Asked about the French proposal, he said: “We are ready to discuss it.”

Germany’s U.N. Ambassador Gunter Pleuger agreed, saying there should be coordination between the work of U.N. inspectors and U.S. teamsDe La Sabliere told The Associated Press he envisioned sanctions being suspended “for a couple of months,” and possibly renewed. He also envisions U.S. and U.N. inspectors working together. “And then sanctions could be lifted when a legitimate Iraqi government is in place,” he said.

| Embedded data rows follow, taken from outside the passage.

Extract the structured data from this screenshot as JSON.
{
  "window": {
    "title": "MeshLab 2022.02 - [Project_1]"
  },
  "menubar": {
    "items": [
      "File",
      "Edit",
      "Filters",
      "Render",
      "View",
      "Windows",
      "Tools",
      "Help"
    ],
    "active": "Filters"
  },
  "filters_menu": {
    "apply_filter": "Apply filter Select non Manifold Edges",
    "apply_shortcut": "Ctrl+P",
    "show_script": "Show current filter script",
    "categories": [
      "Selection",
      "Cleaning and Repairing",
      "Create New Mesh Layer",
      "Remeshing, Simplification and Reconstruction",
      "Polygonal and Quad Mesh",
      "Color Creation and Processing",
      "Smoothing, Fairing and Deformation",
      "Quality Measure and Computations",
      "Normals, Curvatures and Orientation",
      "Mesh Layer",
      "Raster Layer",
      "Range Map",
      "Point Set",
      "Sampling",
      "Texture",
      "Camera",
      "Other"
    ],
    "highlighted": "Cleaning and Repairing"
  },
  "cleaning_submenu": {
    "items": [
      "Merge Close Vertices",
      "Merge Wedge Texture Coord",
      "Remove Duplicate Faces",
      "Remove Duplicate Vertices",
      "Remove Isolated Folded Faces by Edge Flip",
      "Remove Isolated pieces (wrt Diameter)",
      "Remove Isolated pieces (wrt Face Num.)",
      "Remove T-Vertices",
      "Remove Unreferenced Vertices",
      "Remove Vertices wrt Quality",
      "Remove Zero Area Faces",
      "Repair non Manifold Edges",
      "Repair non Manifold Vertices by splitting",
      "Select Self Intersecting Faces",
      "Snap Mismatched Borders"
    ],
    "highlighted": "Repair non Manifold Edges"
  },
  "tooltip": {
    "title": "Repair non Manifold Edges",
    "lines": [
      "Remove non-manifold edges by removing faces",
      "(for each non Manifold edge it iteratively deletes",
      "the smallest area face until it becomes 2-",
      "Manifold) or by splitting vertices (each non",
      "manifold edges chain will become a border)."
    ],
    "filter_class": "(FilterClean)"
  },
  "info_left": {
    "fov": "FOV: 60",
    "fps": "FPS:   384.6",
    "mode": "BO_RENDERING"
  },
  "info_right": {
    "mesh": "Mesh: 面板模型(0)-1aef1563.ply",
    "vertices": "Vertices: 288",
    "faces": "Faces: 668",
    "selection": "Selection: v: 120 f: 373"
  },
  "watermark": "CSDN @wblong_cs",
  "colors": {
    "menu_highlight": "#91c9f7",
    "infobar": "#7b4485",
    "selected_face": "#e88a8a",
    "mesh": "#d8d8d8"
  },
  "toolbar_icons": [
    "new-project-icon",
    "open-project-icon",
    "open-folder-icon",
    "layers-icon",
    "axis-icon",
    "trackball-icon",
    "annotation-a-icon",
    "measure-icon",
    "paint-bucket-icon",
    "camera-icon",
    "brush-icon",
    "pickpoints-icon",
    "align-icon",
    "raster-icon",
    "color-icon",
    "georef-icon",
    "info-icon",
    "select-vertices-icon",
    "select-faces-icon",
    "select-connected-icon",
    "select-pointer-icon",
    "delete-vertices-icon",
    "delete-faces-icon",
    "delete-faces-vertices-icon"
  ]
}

At another closed-door council meeting Tuesday, the council heard from Benon Sevan, head of the oil-for-food program. De La Sabliere also proposed the council phase out the program, but ensure that the humanitarian needs of the Iraqi people are met.

Sevan urged council members to address the status of contracts worth hundreds of millions of dollars for badly needed humanitarian supplies. His office announced earlier Tuesday that U.N. agencies have identified over $450 million in priority humanitarian contracts that can be transported to Iraq before a May 12 deadline.

U.N. inspectors, who went back to Iraq in November for the first time in four years, discovered no weapons of mass destruction during 3 1/2 months of searching. Secretary-General Kofi Annan ordered all U.N. international staff, including the inspectors, to leave Iraq just before the war began. He has said he expects them to return.